Aim for at least 20 verifiable reviews as a baseline, then check recency. Prefer patterns that repeat across the last 12 to 24 months, especially for warranties and change-order behavior. If all the negative feedback is older, treat it as possible improvement, but still ask how procedures have changed.
Should I avoid a contractor with mostly five-star reviews and zero negative feedback?
Not automatically, but be cautious. A completely flawless profile is uncommon for high-volume residential contractors. Instead, look for whether the five-star reviews include specifics about communication, cleanup, inspection timing, and issue handling. Specific detail is more credible than generic praise.
What questions should I ask a contractor after reading mixed reviews, to confirm what’s real?
Ask them to walk through their permit workflow, their change-order pricing triggers, and what happens when a schedule milestone is missed.
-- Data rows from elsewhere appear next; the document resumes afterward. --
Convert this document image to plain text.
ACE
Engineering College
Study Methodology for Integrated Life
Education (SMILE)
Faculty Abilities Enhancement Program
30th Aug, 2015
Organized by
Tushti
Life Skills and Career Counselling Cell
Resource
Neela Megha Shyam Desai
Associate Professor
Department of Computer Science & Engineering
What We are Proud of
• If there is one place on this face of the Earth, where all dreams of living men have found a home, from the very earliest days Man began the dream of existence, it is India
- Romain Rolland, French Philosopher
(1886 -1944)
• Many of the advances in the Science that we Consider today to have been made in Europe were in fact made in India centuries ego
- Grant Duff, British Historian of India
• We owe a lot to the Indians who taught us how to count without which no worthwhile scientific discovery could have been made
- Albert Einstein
Then request a short project plan with milestones and completion criteria. Good contractors will answer with process steps and examples, not vague reassurances.
What documentation should I gather during the project to support my future review and protect myself?
Save proposals, signed change orders, payment receipts tied to milestones, and inspection-related paperwork. Take dated photos before work begins, at each major phase (excavation, plumbing, decking, finishes), and after completion. Keep a communication log that includes who approved schedule or cost changes, so you can accurately report what happened.
How can I benchmark a contractor’s warranty performance when reviews are vague?
Look for reviews that mention warranty response times, whether the contractor returned for issues, and whether repairs were completed without extra charges. If reviews do not specify outcomes, ask the contractor to state warranty coverage duration, what is excluded, and the exact process for reporting a claim (who you contact, timelines, and how repairs are documented).